Crucially, Einstein's theory built upon Newton’s Theory of Gravity, which Professor Barish says was “the most successful theory in physics until today.” While Newton’s theory, developed in the late 1600s, “wasn’t wrong, it was just incomplete.”
“Einstein’s theory explains why the apple fell to the earth, which is something Newton’s theory never did,” said Professor Barish. “It also explains that gravity takes time to travel. But it had one prediction that had not been proven — that gravity, like electricity, comes in waves.” That is, until 2015, when his team were the first to detect gravitational waves.
Public Lecture: Students' Dialogue with Eminent Scientists
Barry Barish, Nobel Prize in Physics (2017)
Efim Zelmanov, Fields Medal (1994)
Michael Grätzel, Millennium Technology Prize (2010)
Hundreds of teenage students filled an auditorium at Victoria Junior College this afternoon, eager for the chance to interact with Professors Barry Barish, Efim Zelmanov, and Michael Grätzel. The students asked the eminent researchers questions ranging from their opinion on private companies financing research, to what they believe are the greatest threats facing society today.
The students were particularly curious to find out what life is like in the sciences. “It’s a combination of being fascinated with what you do, and it being tremendously fun,” said Professor Barish. Yet it’s hard work of course, the speakers cautioned. “Research is complicated and you’ve got to be passionate about what you do,” said Professor Grätzel. “Because there will be moments when you are in despair...but there will also be moments that are rewarding if you are persistent and follow your path.”
“You are never bored as a scientist,” he added — a sentiment that Professor Zelmanov echoed. “It’s a wonderful life,” said. “I have intellectual freedom. I think about problems that I want to think about.”
Public Lecture: My Life as a Scientist
Kurt Wüthrich, Nobel Prize in Chemistry (2002)
A dual love of sports and science led Professor Kurt Wüthrich to the groundbreaking work that earned him a Nobel Prize, he said in a public lecture, which was organised by Science Centre and held at National Library Building, recounting his scientific career to date. “I was very interested in finding out how to improve my athletic performance, and one of the ways to do that is to increase the uptake of oxygen in the blood, so I decided to study my own haemoglobin,” he said.

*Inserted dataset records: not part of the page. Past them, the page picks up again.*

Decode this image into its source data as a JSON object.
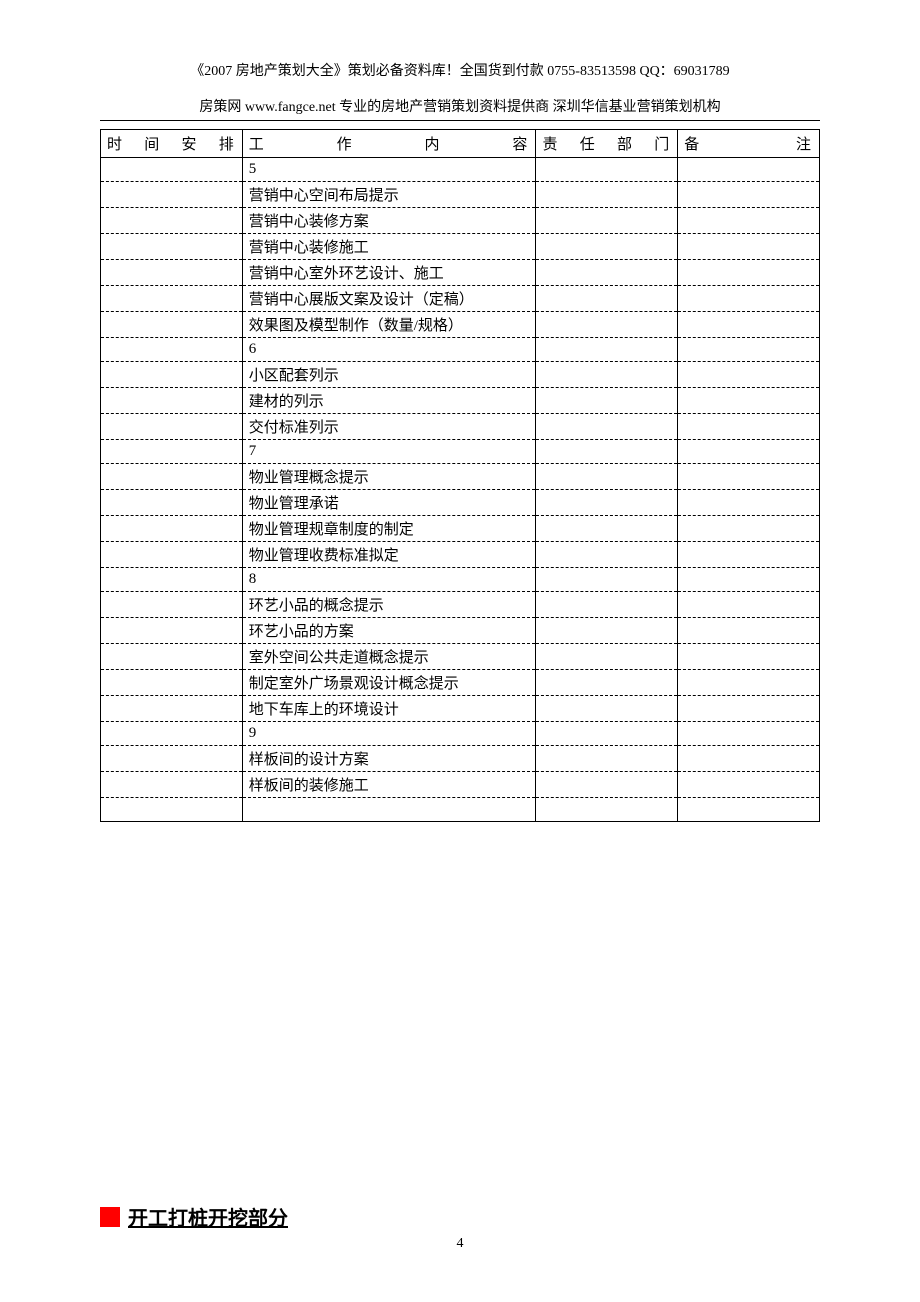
{
  "header": {
    "line1": "《2007 房地产策划大全》策划必备资料库！全国货到付款 0755-83513598   QQ：69031789",
    "line2": "房策网 www.fangce.net  专业的房地产营销策划资料提供商    深圳华信基业营销策划机构"
  },
  "table": {
    "headers": {
      "time": "时间安排",
      "content": "工作内容",
      "dept": "责任部门",
      "note": "备注"
    },
    "rows": [
      {
        "time": "",
        "content": "5",
        "dept": "",
        "note": ""
      },
      {
        "time": "",
        "content": "营销中心空间布局提示",
        "dept": "",
        "note": ""
      },
      {
        "time": "",
        "content": "营销中心装修方案",
        "dept": "",
        "note": ""
      },
      {
        "time": "",
        "content": "营销中心装修施工",
        "dept": "",
        "note": ""
      },
      {
        "time": "",
        "content": "营销中心室外环艺设计、施工",
        "dept": "",
        "note": ""
      },
      {
        "time": "",
        "content": "营销中心展版文案及设计（定稿）",
        "dept": "",
        "note": ""
      },
      {
        "time": "",
        "content": "效果图及模型制作（数量/规格）",
        "dept": "",
        "note": ""
      },
      {
        "time": "",
        "content": "6",
        "dept": "",
        "note": ""
      },
      {
        "time": "",
        "content": "小区配套列示",
        "dept": "",
        "note": ""
      },
      {
        "time": "",
        "content": "建材的列示",
        "dept": "",
        "note": ""
      },
      {
        "time": "",
        "content": "交付标准列示",
        "dept": "",
        "note": ""
      },
      {
        "time": "",
        "content": "7",
        "dept": "",
        "note": ""
      },
      {
        "time": "",
        "content": "物业管理概念提示",
        "dept": "",
        "note": ""
      },
      {
        "time": "",
        "content": "物业管理承诺",
        "dept": "",
        "note": ""
      },
      {
        "time": "",
        "content": "物业管理规章制度的制定",
        "dept": "",
        "note": ""
      },
      {
        "time": "",
        "content": "物业管理收费标准拟定",
        "dept": "",
        "note": ""
      },
      {
        "time": "",
        "content": "8",
        "dept": "",
        "note": ""
      },
      {
        "time": "",
        "content": "环艺小品的概念提示",
        "dept": "",
        "note": ""
      },
      {
        "time": "",
        "content": "环艺小品的方案",
        "dept": "",
        "note": ""
      },
      {
        "time": "",
        "content": "室外空间公共走道概念提示",
        "dept": "",
        "note": ""
      },
      {
        "time": "",
        "content": "制定室外广场景观设计概念提示",
        "dept": "",
        "note": ""
      },
      {
        "time": "",
        "content": "地下车库上的环境设计",
        "dept": "",
        "note": ""
      },
      {
        "time": "",
        "content": "9",
        "dept": "",
        "note": ""
      },
      {
        "time": "",
        "content": "样板间的设计方案",
        "dept": "",
        "note": ""
      },
      {
        "time": "",
        "content": "样板间的装修施工",
        "dept": "",
        "note": ""
      },
      {
        "time": "",
        "content": "",
        "dept": "",
        "note": ""
      }
    ]
  },
  "section": {
    "title": "开工打桩开挖部分"
  },
  "pageNumber": "4"
}
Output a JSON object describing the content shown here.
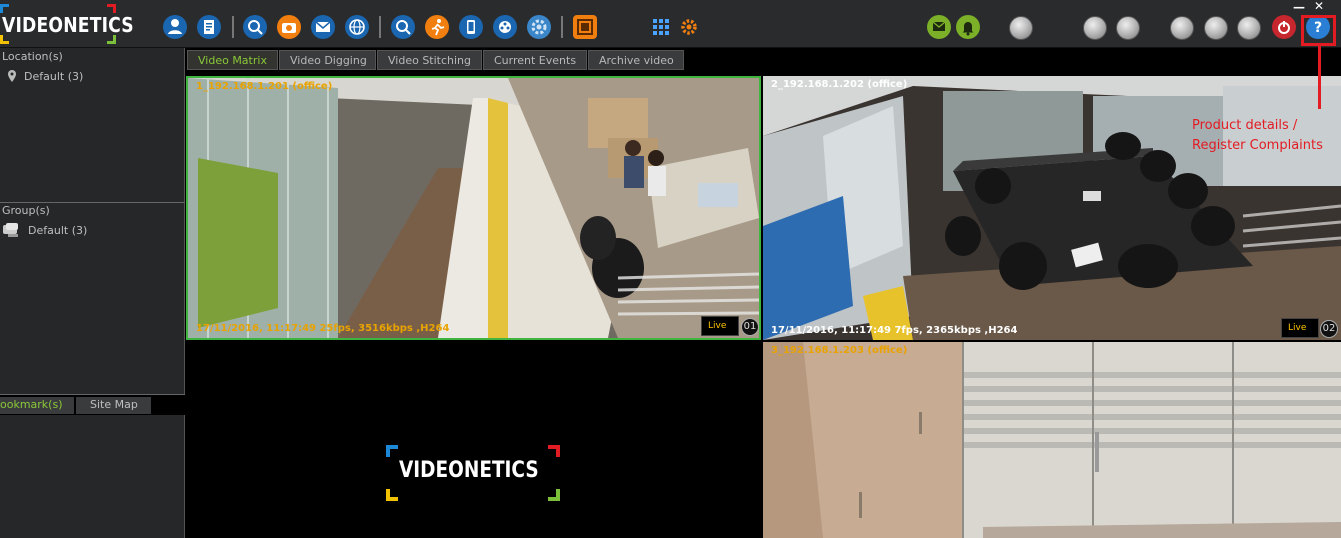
{
  "app": {
    "brand": "VIDEONETICS",
    "brand_colors": {
      "blue": "#1e88d8",
      "red": "#e31b23",
      "green": "#7bbf3a",
      "yellow": "#f2c200"
    }
  },
  "toolbar": {
    "icons": [
      "user-icon",
      "report-icon",
      "search-camera-icon",
      "snapshot-icon",
      "mail-icon",
      "globe-icon",
      "magnify-icon",
      "running-man-icon",
      "mobile-icon",
      "film-reel-icon",
      "gear-wheel-icon",
      "monitor-icon",
      "grid-layout-icon",
      "settings-gear-icon",
      "message-icon",
      "alarm-bell-icon",
      "help-icon"
    ],
    "window_controls": {
      "minimize": "—",
      "close": "✕"
    }
  },
  "left_panel": {
    "locations": {
      "title": "Location(s)",
      "items": [
        "Default (3)"
      ]
    },
    "groups": {
      "title": "Group(s)",
      "items": [
        "Default (3)"
      ]
    },
    "bottom_tabs": [
      {
        "label": "ookmark(s)",
        "active": true
      },
      {
        "label": "Site Map",
        "active": false
      }
    ]
  },
  "main_tabs": [
    {
      "label": "Video Matrix",
      "active": true
    },
    {
      "label": "Video Digging",
      "active": false
    },
    {
      "label": "Video Stitching",
      "active": false
    },
    {
      "label": "Current Events",
      "active": false
    },
    {
      "label": "Archive video",
      "active": false
    }
  ],
  "cameras": [
    {
      "label": "1_192.168.1.201 (office)",
      "info": "17/11/2016, 11:17:49  25fps, 3516kbps ,H264",
      "status": "Live",
      "number": "01",
      "label_color": "#e8a300",
      "info_color": "#e8a300"
    },
    {
      "label": "2_192.168.1.202 (office)",
      "info": "17/11/2016, 11:17:49  7fps, 2365kbps ,H264",
      "status": "Live",
      "number": "02",
      "label_color": "#ffffff",
      "info_color": "#ffffff"
    },
    {
      "label": "3_192.168.1.203 (office)",
      "label_color": "#e8a300"
    }
  ],
  "empty_cell": {
    "brand": "VIDEONETICS"
  },
  "annotation": {
    "line1": "Product details /",
    "line2": "Register Complaints",
    "color": "#e31b23"
  }
}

At the time, nuclear magnetic resonance (NMR) was used to study molecules’ structures, but it worked best on small ones, as the atomic nuclei in large ones such as proteins generated an indecipherable mess of signals. Professor Wüthrich said that he worked through many public holidays to arrive at his solution, called sequential assignment, which has enabled scientists to use NMR to determine large molecules’ three-dimensional structures. He said of his life as a scientist: “Do something that excites you, and that you love, and you can’t go wrong.”

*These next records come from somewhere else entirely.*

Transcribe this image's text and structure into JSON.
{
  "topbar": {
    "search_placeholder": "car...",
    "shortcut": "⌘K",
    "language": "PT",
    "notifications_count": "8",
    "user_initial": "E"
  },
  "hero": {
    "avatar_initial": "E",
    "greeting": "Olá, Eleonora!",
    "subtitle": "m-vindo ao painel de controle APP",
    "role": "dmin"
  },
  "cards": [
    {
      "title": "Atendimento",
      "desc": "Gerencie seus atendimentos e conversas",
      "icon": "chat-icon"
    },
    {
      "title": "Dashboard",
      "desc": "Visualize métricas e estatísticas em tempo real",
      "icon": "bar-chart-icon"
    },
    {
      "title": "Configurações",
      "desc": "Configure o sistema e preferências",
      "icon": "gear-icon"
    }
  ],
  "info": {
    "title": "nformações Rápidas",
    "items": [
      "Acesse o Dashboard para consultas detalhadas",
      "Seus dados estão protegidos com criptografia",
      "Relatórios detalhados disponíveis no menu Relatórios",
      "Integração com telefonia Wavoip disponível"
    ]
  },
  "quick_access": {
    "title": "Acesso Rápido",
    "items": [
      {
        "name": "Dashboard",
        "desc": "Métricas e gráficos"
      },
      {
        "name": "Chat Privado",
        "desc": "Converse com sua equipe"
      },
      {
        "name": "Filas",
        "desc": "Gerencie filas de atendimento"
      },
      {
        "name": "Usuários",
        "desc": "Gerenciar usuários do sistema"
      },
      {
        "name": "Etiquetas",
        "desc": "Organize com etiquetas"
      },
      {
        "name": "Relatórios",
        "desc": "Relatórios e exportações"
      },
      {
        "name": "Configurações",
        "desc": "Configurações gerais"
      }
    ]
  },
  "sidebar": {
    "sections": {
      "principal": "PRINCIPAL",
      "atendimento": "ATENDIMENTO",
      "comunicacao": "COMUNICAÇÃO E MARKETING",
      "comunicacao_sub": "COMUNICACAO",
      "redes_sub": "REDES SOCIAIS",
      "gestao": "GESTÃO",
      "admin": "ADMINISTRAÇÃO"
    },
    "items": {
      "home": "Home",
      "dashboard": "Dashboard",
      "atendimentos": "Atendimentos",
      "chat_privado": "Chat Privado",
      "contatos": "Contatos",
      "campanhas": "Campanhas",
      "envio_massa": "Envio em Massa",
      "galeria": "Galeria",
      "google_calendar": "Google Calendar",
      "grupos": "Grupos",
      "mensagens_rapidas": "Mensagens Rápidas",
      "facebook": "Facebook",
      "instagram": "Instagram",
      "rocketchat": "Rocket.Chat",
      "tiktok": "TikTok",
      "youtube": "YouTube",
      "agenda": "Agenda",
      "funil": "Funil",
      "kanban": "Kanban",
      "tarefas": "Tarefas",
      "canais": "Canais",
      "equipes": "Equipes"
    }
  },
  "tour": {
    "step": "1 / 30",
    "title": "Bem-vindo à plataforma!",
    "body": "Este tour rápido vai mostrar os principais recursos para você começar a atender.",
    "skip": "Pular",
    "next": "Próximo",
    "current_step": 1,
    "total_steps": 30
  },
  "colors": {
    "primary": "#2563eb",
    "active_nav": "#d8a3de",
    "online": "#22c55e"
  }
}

Sir Fraser Stoddart, Nobel Prize in Chemistry (2016)
Michael Levitt, Nobel Prize in Chemistry (2013)
Basic research is fundamental to science and supplies the fount of knowledge from which great inventions and applications spring, three Nobel Laureates stressed at a panel discussion on the impact of such research on society. “Translational or applied research are the buzzwords now, but if you don’t have the basic research, you will have nothing to translate or apply,” Professor Aaron Ciechanover said.

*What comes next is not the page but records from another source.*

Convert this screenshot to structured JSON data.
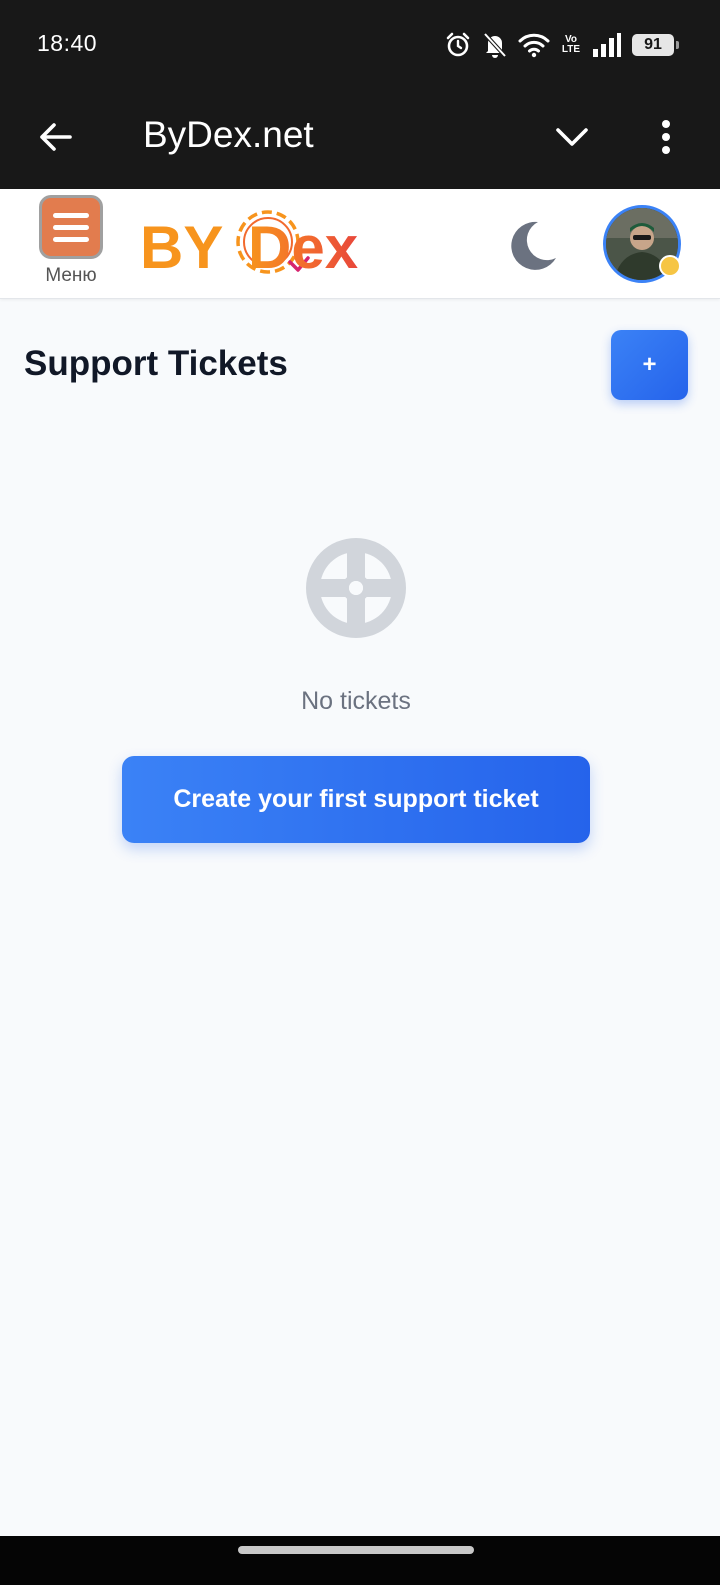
{
  "status_bar": {
    "time": "18:40",
    "volte_top": "Vo",
    "volte_bottom": "LTE",
    "battery": "91",
    "icons": [
      "alarm-icon",
      "bell-off-icon",
      "wifi-icon",
      "volte-icon",
      "signal-icon",
      "battery-icon"
    ]
  },
  "app_bar": {
    "title": "ByDex.net",
    "icons": [
      "back-arrow-icon",
      "chevron-down-icon",
      "more-vert-icon"
    ]
  },
  "site_header": {
    "menu_label": "Меню",
    "logo_text": "BYDex",
    "logo_colors": {
      "orange": "#f39c12",
      "red": "#e74c3c",
      "magenta": "#d6246e"
    }
  },
  "main": {
    "title": "Support Tickets",
    "add_button_label": "+",
    "empty_icon": "lifebuoy-icon",
    "empty_text": "No tickets",
    "cta_label": "Create your first support ticket"
  },
  "colors": {
    "accent": "#3b82f6",
    "accent_dark": "#2563eb",
    "page_bg": "#f8fafc",
    "chrome": "#181818",
    "menu_button": "#e27c4e"
  }
}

All three Laureates pointed to their own basic research that later found practical uses. Professor Michael Levitt, for instance, was curious if antibodies in mice could be modified to be more human-like. His computer exercises led to a way to create anti-cancer antibodies for humans and created an industry worth billions of dollars. Sir Fraser Stoddart said: “I would urge scientists to be curiosity-driven and governments to fund people rather than projects. Support good scientists and let them make discoveries that will lead to innovations.”